Tegh – Downfall | Soleil couchant

Mon attrait pour la scène électronique iranienne ne diminue pas. Je continue à admirer les travaux de gens comme Siavash Amini et Arash Akbari, alliant une richesse unique des émotions à une puissance musicale intrinsèque que je peine à retrouver ailleurs. Plus discret que les deux hommes cités avant, le producteur Shahin Entezami, ou sous son alias Tegh, me manquait un peu depuis son très joli Night Scenes paru en 2014, et ce ne sont pas de brèves (mais tout à fait honorables) apparitions sur diverses compilations chez Flaming Pines ou Futuresequence qui m’auront rassasié.
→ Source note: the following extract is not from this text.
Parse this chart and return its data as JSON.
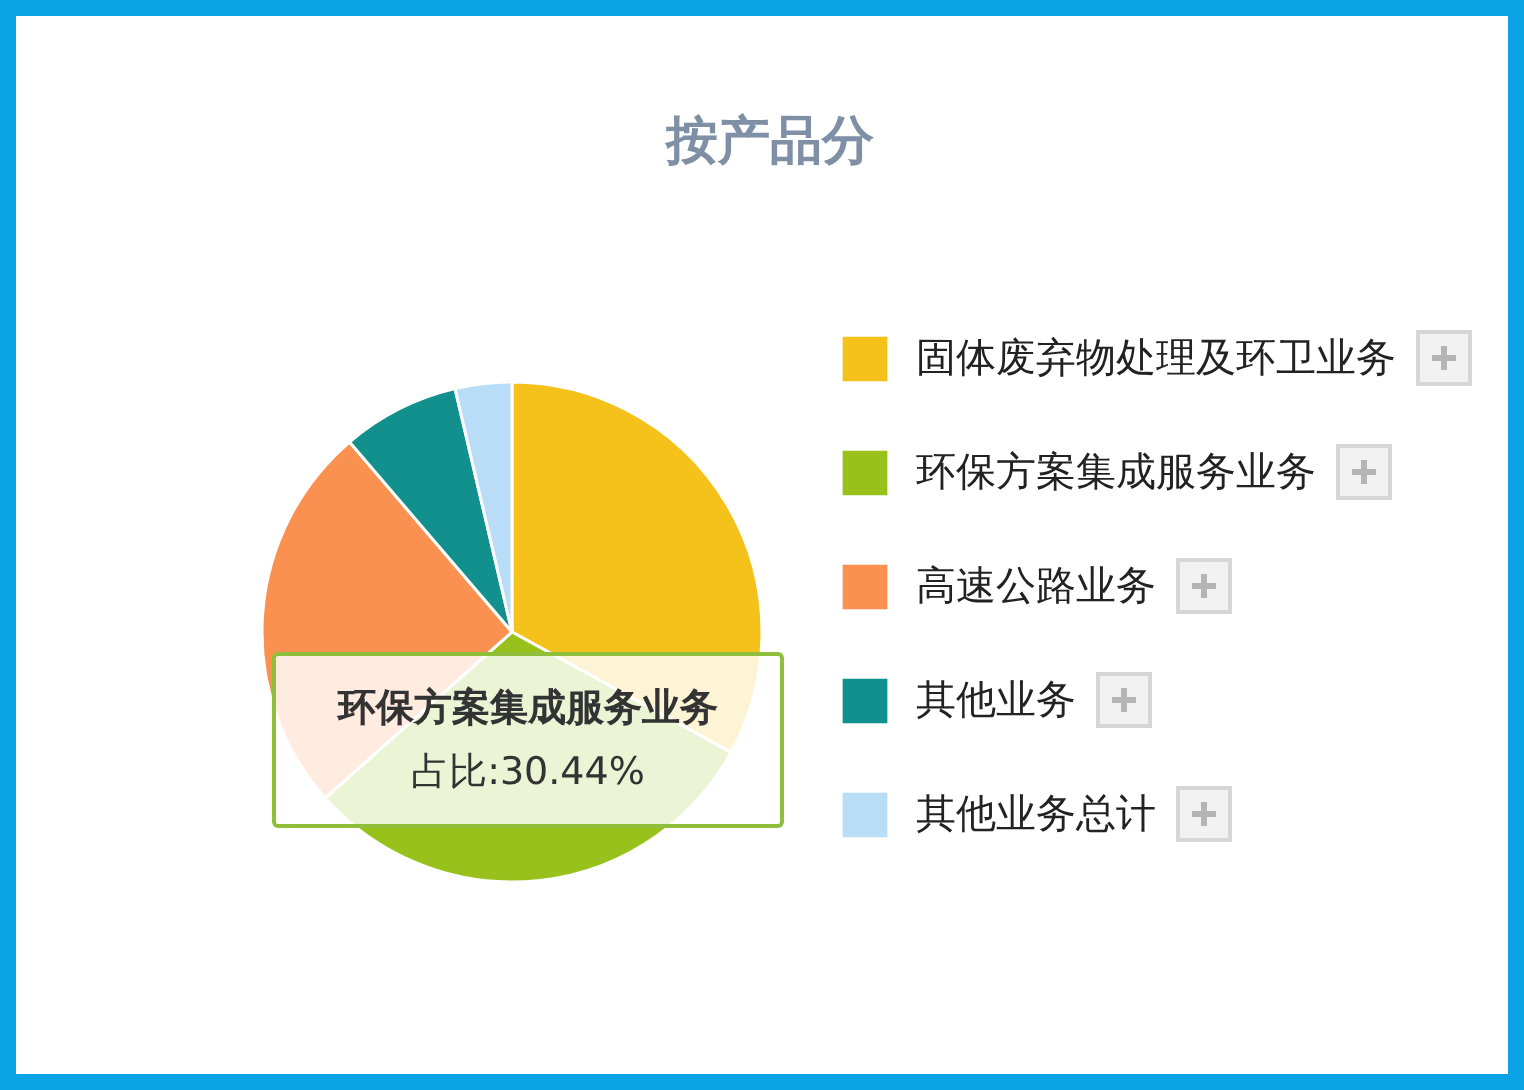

Un innocent extrait de son prochain album dévoilé sur les réseaux sociaux il y a quelques semaines m’a donc forcément fait de l’œil, et après découverte de l’objet complet, il est difficile de ne pas qualifier Downfall de réussite totale.

Downfall fut inspiré par un tragique fait divers des années 1970, une photographie volée d’un jeune clandestin tombant de la trappe du train d’atterrissage d’un avion peu après son décollage, alors qu’il ne cherchait qu’à échapper à son destin et à explorer un monde plein de promesses sapides. Qu’a pu ressentir ce garçon dans sa chute, passant en un instant d’un optimisme inébranlable et d’une infinité d’opportunités à 60 mètres de terreur sans autre conclusion possible que l’oblitération dans les ténèbres ? C’est ce que Tegh a essayé de retranscrire dans les cinq morceaux proposés dans sa dernière création à paraître chez Midira Records. Une œuvre de contrastes avant tout, distillant le mélodique dans l’abrasif, insufflant la gravité dans la légèreté, tirant des caresses de la violence. Un voyage immense qui peut être qualifié de lacrymal tout comme de rédempteur, cathartique dans la forme mais alimentant de nouvelles émotions durant son parcours éprouvant.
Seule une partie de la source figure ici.